While the tech equipment and its use can be seen by walking around a school, it’s the behind-the-scenes work that gives District 191 a leg up. Because of the 2015 tech levy, the district was able to build a strong infrastructure and what you don’t see is more impressive than what you do. It’s easy to shrug off until you consider that the district supports:

  • 2,000 Windows devices;

  • more than 9,000 student Chromebooks;

  • audio systems in every classroom;

  • hundreds of access points in every school and district building for robust wifi;

  • computer labs at the high school;

  • 3D printers;

  • phones and both wired and wireless devices;

  • 50 instructional programs, including Schoology and Seesaw;

  • and cybersecurity systems and software.

“You can build a house, but if you don’t have good infrastructure it won’t last,” Gorton said. “There’s a lot of coordination behind the scenes to make sure the end users get access to the things they need in as smooth an experience as possible. The less people have to think about it, the better. It means we’re doing our job.”

Bob Weiler shows how the technology department tracks connectivity for all schools in the district.

None of this would have occurred without the support of the voter approved tech levy. District 191 would have been unable to provide each student with a Chromebook, teachers would have to return to bulky and time-consuming workflows, and families would not have access to the student information they’ve become accustomed to.
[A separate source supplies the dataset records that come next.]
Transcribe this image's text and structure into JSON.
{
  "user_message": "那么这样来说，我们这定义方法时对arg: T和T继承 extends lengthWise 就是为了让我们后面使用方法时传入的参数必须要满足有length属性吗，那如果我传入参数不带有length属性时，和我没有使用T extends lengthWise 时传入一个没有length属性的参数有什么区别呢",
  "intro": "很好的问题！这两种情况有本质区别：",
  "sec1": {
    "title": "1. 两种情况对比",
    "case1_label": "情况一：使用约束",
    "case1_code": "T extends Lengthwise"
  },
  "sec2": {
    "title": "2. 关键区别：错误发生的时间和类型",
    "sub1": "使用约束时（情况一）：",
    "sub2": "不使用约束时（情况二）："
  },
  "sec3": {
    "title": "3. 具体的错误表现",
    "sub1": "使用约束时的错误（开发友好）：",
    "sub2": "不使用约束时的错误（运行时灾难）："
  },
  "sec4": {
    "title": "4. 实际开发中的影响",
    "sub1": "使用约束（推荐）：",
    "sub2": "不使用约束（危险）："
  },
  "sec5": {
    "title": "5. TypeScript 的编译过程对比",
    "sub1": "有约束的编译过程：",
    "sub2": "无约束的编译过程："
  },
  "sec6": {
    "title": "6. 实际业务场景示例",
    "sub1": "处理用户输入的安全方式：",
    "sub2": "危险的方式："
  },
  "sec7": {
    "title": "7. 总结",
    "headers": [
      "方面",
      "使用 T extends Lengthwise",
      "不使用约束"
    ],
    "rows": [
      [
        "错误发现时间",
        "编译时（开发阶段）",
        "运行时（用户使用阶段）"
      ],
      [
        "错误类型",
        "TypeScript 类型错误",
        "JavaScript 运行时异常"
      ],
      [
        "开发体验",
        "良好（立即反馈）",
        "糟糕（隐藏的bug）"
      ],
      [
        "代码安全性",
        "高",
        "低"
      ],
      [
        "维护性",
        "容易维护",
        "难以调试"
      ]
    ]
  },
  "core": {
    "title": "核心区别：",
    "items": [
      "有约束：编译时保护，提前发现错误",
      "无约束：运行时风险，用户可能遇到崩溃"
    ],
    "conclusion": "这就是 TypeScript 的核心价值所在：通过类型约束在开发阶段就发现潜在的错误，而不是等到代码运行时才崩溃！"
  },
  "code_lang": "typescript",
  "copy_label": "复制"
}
Should voters approve a renewal of the tech levy, the majority will be used to replace aging student Chromebooks and enhance classroom technology, labs, and instructional technology. It would also update a variety of software and cybersecurity systems to protect students, families and District 191’s vast network

“Anytime you bring in technology it has a life cycle,” Gorton noted. “The technology allows teachers to use different programs and devices that align with what they’re teaching and makes learning more engaging. Students interact with content so that learning sticks. It offers a variety of inputs to maximize student learning.” 

Non-renewal of the tech levy would also have consequences.

“The biggest thing is students would be missing out on developing a significant skill set,” said Gorton. “Students would be at a significant disadvantage in entering the post-graduate world. There’s just not a job out there that doesn't use technology and some form of digital communication and jobs that require more advanced technology skills are only increasing.”